Scientific Debugging
When there is a bug, there are broadly two ways you can try to fix it. One way is to randomly try things based on vibes and hope you get lucky. The other is to systematically examine your assumptions about how the system works and figure out where reality mismatches your expectations. I generally think that the second approach of scientific debugging is better in the long run; even if it takes you more time to do, you will walk away with a better understanding of the codebase for next time.
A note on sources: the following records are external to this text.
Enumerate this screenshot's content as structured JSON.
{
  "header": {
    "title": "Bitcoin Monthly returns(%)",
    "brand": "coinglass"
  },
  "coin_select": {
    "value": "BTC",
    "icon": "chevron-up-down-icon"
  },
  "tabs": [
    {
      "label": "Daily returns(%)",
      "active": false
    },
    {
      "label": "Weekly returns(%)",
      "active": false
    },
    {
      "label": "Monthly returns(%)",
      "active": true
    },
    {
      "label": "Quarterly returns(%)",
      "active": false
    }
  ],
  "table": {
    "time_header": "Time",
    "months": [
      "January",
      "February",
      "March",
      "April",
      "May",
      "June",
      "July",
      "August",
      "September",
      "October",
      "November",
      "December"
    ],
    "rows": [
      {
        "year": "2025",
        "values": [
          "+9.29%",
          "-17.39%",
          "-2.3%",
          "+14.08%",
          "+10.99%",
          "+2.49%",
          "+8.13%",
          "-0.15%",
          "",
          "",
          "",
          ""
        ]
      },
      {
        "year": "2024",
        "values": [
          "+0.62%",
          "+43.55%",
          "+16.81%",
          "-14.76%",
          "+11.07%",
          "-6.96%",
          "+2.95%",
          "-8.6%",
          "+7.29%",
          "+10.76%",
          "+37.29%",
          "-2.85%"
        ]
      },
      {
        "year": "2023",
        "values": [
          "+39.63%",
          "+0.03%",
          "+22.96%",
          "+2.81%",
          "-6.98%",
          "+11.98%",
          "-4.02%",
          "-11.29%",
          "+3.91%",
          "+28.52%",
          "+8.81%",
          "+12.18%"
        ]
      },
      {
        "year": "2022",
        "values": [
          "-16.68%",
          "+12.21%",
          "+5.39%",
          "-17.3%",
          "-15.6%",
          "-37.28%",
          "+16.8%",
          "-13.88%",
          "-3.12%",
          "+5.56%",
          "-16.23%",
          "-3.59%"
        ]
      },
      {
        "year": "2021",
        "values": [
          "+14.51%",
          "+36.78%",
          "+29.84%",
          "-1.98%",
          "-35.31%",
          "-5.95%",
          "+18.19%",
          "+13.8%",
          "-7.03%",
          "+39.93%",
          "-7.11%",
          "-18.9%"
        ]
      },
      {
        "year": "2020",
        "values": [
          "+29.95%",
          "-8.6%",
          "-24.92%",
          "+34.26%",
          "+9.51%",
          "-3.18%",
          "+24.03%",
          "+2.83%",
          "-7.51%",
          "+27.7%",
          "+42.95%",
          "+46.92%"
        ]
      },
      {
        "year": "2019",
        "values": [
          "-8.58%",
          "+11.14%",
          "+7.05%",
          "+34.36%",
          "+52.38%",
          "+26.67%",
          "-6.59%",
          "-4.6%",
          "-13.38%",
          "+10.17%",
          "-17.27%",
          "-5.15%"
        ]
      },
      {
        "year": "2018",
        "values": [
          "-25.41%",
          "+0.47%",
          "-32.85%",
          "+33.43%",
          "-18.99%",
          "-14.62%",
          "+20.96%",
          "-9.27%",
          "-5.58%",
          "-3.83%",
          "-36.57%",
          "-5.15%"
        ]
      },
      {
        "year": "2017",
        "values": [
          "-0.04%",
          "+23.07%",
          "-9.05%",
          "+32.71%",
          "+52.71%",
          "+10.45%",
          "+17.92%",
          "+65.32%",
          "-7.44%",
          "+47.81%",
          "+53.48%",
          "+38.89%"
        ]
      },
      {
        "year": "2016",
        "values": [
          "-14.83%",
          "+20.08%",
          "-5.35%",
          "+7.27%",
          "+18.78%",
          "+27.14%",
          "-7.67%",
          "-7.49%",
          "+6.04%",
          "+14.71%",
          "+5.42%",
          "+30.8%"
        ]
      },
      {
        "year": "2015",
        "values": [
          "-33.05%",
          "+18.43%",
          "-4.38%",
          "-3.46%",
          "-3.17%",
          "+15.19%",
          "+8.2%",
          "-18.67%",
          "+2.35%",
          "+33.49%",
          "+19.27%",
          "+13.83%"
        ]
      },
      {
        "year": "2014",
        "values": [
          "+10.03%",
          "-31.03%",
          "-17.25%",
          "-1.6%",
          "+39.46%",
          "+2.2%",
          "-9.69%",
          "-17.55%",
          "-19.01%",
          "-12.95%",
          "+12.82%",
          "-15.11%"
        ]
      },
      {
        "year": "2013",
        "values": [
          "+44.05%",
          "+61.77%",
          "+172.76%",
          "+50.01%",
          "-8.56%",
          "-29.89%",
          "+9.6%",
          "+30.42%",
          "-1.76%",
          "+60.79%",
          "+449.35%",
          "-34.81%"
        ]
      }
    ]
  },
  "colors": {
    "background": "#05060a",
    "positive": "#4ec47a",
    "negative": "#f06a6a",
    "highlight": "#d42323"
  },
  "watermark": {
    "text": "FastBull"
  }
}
A non-reasoning model is not going to do the scientific method. It is going to “guess” what the fix is, and try to one shot it. If you are in an agent loop, it can rerun the test suite to see if it worked or not, and then randomly try things until it succeeds (but more likely, gets into a death loop).
The general word on the street is you should use a reasoning model for debugging (actually, people tend to prefer using models like Grok 3 or DeepSeek-R1 for this sort of problem). Personally, when I do AI coding, I am still maintaining a pretty detailed mental model of how the code is supposed to work, so I think it’s pretty reasonable to also try to root cause it yourself (you don’t have to fix it, if you tell the model what’s wrong it will usually do the right thing).
Examples
- One of the most horrifying death loops an agent LLM can get into is trying
to fix misconfigurations in your environment; e.g., a package is missing for
some reason. One funny problem with Sonnet 3.7 is that it expects
pip
to be available, which it’s not in the default venv created byuv
, and it is incapable of figuring out what went wrong here, wasting a lot of tokens randomly flailing around.